Kejadian terbaru ini dipicu oleh surat panggilan dari Kepala Kepolisian Sektor Jempang pada 22 Juni 2016 kepada Petrus Asuy (tokoh masyarakat adat Muara Tae) untuk menghadiri pertemuan mediasi atas permintaan PT. BSMJ terkait klaim lahan masyarakat adat di Kampung Muara Tae. Petrus Asuy diminta menandatangani dokumen verifikasi lahan yang dilakukan oleh pengurus kampung dan PT. BSMJ.
Melalui surat balasan atas pemanggilan Kapolsek (23/6), Petrus Asuy menegaskan bahwa dirinya tidak akan menghadiri pertemuan mediasi ini karena Kapolsek tidak seharusnya melakukan mediasi yang bukan merupakan kesepakatan dari kedua belah pihak, dan ditengarai bahwa dokumen verifikasi kepemilikan lahan tersebut tidak valid.
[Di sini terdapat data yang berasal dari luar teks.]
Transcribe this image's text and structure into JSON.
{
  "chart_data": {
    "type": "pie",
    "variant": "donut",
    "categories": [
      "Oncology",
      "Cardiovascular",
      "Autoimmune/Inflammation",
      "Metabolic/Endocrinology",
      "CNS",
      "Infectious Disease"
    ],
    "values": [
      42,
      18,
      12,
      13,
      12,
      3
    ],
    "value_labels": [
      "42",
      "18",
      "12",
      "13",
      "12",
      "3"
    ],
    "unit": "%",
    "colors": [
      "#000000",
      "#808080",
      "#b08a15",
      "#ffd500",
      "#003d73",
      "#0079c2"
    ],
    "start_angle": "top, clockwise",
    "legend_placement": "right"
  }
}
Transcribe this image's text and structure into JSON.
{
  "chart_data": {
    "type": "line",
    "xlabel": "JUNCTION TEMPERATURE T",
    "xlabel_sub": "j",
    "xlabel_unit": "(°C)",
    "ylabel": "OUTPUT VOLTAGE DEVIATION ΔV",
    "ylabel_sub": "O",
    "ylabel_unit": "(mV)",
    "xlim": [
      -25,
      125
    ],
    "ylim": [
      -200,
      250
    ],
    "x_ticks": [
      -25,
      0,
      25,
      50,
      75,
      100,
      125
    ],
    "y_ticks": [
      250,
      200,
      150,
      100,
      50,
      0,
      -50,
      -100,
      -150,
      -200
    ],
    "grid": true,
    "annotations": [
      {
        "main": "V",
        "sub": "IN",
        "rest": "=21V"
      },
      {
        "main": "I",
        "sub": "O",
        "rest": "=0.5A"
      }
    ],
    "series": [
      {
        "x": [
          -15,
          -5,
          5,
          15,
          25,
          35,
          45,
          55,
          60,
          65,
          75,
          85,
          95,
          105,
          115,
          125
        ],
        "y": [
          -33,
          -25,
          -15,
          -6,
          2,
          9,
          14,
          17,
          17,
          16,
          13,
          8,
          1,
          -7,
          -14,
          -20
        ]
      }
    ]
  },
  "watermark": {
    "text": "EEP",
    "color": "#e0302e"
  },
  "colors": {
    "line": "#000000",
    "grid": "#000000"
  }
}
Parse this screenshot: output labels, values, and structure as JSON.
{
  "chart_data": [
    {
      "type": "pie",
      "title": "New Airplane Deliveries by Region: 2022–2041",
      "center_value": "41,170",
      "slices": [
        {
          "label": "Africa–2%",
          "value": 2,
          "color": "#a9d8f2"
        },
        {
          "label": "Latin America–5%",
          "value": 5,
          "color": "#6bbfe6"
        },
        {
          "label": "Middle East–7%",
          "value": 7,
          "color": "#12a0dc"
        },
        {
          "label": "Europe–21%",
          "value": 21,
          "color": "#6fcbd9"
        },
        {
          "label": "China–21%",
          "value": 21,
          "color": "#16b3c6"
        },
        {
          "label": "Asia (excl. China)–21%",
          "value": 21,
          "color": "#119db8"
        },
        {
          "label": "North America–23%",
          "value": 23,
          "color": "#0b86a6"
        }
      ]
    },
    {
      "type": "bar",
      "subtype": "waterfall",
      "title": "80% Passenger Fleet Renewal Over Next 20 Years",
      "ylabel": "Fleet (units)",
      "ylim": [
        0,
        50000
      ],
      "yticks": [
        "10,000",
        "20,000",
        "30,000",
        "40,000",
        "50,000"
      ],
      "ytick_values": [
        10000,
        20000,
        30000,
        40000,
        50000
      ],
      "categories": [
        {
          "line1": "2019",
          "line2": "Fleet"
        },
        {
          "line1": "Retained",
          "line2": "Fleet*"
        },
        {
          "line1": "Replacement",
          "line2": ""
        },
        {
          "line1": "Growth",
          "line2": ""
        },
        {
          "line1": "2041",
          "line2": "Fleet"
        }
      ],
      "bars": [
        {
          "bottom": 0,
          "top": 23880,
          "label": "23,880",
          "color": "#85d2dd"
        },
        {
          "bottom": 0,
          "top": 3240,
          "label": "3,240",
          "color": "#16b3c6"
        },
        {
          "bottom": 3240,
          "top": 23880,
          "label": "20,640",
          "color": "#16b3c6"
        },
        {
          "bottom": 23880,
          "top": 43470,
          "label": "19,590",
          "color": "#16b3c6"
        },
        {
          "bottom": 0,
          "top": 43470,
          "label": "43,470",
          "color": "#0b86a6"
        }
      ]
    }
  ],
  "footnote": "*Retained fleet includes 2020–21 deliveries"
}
Petrus Asuy juga menambahkan bahwa permasalahan ini sudah diproses di tingkat nasional melalui Komnas HAM dan Kementerian Desa, Pembangunan Daerah Tertinggal, dan Transmigrasi.
Masrani, tokoh masyarakat Muara Tae lainnya menyatakan, “Disebabkan oleh penolakan ini, kami mendapat intimidasi dan ancaman pembunuhan dari kelompok pendukung perusahaan. Kami membutuhkan perlindungan hukum.”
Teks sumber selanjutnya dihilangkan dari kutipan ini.